Brexit, la saga sta per finire e metterà le ali alla sterlina?

A cura di V. Mivelaz e A. Masset, analisti di Swissquote

E’ l’ottimismo che prende il sopravvento. La sterlina è la moneta che più si è messa in evidenza tra le maggiori del G10

I trader infatti sembrano convinti che la Brexit sia giunta ad un punto di svolta decisivo. Il cambio Euro Sterlina sta trattando a livelli che non si vedevano più da maggio 2017 mentre sul dollaro l’apprezzamento è stato dell’1,6% dall’inizio della settimana. Certamente il premier Theresa May dovrà prepararsi ad affrontare una sfida non facile oggi in Parlamento, nella stessa aula in cui lo scorso 15 gennaio ha dovuto incassare una sonora sconfitta, la peggiore che un governo britannico abbia mai dovuto subire nella storia moderna della Gran Bretagna.
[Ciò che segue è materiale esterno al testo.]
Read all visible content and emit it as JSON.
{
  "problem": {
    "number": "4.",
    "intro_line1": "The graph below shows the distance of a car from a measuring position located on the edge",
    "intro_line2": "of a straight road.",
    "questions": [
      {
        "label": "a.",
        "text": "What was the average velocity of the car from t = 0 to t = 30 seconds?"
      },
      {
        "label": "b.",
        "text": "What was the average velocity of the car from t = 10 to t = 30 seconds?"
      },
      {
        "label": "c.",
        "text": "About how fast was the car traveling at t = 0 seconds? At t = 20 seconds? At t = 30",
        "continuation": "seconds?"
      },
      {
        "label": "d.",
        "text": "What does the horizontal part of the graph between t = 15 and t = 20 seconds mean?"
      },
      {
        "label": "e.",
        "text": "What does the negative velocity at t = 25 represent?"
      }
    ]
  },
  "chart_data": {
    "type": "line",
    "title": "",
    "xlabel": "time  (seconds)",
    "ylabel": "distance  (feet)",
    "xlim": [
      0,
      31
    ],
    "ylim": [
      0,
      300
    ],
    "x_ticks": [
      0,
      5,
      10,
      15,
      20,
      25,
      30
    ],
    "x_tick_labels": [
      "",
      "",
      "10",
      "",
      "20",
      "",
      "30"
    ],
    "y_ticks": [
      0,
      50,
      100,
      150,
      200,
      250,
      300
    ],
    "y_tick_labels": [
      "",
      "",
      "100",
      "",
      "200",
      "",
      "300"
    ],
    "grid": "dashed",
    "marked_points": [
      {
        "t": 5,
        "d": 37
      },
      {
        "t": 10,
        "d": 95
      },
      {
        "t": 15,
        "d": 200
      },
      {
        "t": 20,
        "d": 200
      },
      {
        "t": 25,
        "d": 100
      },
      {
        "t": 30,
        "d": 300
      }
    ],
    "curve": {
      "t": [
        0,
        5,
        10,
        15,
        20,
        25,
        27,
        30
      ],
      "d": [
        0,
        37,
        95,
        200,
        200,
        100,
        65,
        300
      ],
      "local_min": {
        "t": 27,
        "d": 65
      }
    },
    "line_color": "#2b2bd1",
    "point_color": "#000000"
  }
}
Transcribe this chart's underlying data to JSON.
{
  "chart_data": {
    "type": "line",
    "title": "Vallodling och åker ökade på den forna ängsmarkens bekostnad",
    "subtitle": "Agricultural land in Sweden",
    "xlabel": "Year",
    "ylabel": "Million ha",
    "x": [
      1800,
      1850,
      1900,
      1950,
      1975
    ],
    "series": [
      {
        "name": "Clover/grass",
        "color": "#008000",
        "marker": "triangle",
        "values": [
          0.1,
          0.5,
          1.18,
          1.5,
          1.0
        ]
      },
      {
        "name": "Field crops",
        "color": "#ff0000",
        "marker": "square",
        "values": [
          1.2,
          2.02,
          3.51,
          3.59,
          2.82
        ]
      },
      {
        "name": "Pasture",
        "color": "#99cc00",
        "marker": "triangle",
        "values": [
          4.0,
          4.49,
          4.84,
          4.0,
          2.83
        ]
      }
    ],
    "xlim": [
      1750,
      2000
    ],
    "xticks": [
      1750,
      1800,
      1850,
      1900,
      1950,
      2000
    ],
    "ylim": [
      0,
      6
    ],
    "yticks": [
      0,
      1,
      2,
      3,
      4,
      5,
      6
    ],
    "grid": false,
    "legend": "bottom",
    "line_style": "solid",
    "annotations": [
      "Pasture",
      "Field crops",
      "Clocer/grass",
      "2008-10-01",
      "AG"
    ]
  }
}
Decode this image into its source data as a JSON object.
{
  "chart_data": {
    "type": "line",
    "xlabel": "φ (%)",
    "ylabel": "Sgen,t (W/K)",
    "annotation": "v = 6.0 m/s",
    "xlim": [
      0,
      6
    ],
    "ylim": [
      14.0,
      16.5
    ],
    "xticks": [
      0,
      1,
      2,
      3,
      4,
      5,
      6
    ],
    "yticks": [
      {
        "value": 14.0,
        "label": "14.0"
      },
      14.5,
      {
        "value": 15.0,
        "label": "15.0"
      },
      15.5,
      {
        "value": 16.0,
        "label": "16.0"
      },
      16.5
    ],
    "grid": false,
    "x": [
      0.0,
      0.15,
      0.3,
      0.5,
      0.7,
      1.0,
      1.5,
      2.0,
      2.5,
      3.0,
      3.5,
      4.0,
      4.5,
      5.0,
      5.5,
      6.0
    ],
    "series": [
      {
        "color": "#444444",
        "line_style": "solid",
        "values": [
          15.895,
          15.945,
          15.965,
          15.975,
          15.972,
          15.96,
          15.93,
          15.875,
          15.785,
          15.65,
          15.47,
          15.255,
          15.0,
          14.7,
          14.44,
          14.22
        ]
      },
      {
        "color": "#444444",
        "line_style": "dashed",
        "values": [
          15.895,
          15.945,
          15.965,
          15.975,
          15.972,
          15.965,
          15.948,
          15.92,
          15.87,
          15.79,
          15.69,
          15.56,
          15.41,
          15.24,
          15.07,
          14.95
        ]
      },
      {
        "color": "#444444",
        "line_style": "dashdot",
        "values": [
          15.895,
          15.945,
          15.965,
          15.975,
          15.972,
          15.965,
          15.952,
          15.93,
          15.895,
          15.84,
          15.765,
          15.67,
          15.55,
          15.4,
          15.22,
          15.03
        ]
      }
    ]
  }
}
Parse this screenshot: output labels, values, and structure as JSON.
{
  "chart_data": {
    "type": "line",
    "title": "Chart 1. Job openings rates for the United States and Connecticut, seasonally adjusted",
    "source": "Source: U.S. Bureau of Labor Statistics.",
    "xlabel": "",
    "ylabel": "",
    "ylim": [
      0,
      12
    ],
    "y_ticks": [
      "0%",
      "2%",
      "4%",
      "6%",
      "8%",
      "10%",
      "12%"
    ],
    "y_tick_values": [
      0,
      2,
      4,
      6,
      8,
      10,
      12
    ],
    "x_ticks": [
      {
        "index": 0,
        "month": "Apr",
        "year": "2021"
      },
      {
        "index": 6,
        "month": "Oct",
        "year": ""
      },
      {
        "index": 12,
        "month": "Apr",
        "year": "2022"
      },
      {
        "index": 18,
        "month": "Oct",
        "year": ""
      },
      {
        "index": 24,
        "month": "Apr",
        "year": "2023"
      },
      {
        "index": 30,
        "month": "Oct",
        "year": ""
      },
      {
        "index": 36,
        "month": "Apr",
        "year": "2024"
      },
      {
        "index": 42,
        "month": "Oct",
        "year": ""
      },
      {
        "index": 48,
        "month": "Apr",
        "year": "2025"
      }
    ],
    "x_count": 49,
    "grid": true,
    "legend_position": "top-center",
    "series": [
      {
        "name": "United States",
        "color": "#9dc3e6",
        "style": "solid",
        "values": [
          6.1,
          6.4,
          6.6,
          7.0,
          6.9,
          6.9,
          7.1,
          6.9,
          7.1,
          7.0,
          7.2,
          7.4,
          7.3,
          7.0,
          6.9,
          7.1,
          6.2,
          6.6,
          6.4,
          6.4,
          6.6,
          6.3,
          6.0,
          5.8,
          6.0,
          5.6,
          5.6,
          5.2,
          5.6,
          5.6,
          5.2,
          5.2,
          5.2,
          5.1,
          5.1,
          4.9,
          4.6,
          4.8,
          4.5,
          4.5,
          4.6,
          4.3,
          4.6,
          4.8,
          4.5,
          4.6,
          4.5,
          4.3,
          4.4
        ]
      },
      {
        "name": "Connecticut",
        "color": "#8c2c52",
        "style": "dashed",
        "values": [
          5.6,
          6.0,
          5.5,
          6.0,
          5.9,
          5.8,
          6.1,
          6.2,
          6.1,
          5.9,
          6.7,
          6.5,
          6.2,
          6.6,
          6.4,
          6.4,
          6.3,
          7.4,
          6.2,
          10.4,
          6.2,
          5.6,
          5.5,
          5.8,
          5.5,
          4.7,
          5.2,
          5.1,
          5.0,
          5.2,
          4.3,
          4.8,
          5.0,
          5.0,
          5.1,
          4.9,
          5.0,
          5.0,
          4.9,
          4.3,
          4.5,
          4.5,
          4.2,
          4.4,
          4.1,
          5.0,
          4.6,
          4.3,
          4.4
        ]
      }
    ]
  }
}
E ora, a diciassette giorni dal giorno stabilito per il divorzio generale dall’Unione Europea e dopo quasi due mesi dal primo voto, l’accordo non ha subito finora modifiche significative, nonostante il tentativo della May di ottenere ulteriori concessioni da parte di Bruxelles sul confine con l’Irlanda. E nonostante il premier britannico sia tornata dall’incontro con Juncker sventolando tre documenti che la UE ha definito essere solo “assicurazioni legali significative” e non “legalmente vincolanti” come invece sostiene la May, si rimane comunque ben distanti dalla richiesta da parte dei parlamentari britannici che avevano invece chiesto che il cosiddetto “backstop” con l’Irlanda fosse sostituito con un accordo alternativo. Un punto che verrà certamente sollevato dai laburisti, che lo utilizzeranno per bocciare la proposta di accordo. Il consulente legale del governo, Geoffrey Cox dovrebbe fornire un’ampia analisi e sciogliere la riserva sugli obblighi contenuti nel documento parlando alla Camera dei Comuni lasciando poi liberi gli eletti di prendere la decisione finale.

Dal nostro punto di vista, nonostante l’accordo sembri a portata di mano, bisognerà vedere se il via libera di ieri sera abbia i canoni di un patto vincolante o meno. E’ questo l’aspetto in grado di mutare lo scenario. Al momento, siamo più propensi a credere che si andrà verso una seconda sessione di voto domani in cui finalmente gli eletti alla Camera dei Comuni decideranno se vogliono lasciare l’Europa anche senza un accordo (e noi non lo crediamo) o se chiederanno uno slittamento di qualche mese chiedendo l’estensione dell’articolo 50.

Nel breve, ci aspettiamo che il cambio EUR/GBP possa rimbalzare verso 0.85555 mentre il verificarsi di una svolta importante potrebbe spingere il cambio verso i minimi di marzo 2017 a 0.84852.

Dall’altra parte della Manica, l’Euro, dopo alcuni giorni in cui gli investitori hanno digerito le parole di Draghi e il nuovo scenario sui tassi, sta recuperando le posizioni perdute. Da un paio di giorni a questa parte, infatti, sembra che gli operatori si siano accorti che la BCE non è l’unica banca centrale ad aver pigiato il piede sul pedale del freno e che anche la Fed stia facendo lo stesso. Pertanto, se il differenziale sui tassi è già nei prezzi, cosa andare a guardare se non le prospettive di crescita? 

Sappiamo che il FOMC ha rivisto sostanzialmente le sue stime al ribasso per il 2019 (da 2,5 a 2,3%) e che recentemente la Fed di Atlanta, incorporando i dati del primo trimestre dell’anno, ha fatto una stima di una crescita tra 0,2 e 0,5% per i primi tre mesi dell’anno, ovvero molto meno delle aspettative della Fed di dicembre.

Al di qua dell’Atlantico, la BCE ha tagliato da 1,8 a 1,5% le previsioni per il 2019: sembra dunque che sia l’area euro quella che debba sopportare maggiormente il peso del rallentamento economico, che in ultima istanza dovrebbe rivelarsi positivo per il dollaro. Noi invece riteniamo che le stime di crescita americane siano ampiamente sovrastimate, soprattutto perché l’effetto benefico dei tagli fiscali introdotti da Trump stannno per svanire mentre il costo degli interessi a servizio del debito Usa devieranno i flussi dagli investimenti, con ciò non offrendo il loro contributo alla crescita.

Oltre a ciò, tassi di interessi più alti implicano anche pagamenti più onerosi. Contro questo scenario, siamo in grado di anticipare che la moneta unica continuerà ad apprezzarsi nei confronti del dollaro, anche se dovrà affrontare un percorso ad ostacoli, raggiungendo quota 1,15 entro l’estate e 1,24 alla fine del 2019.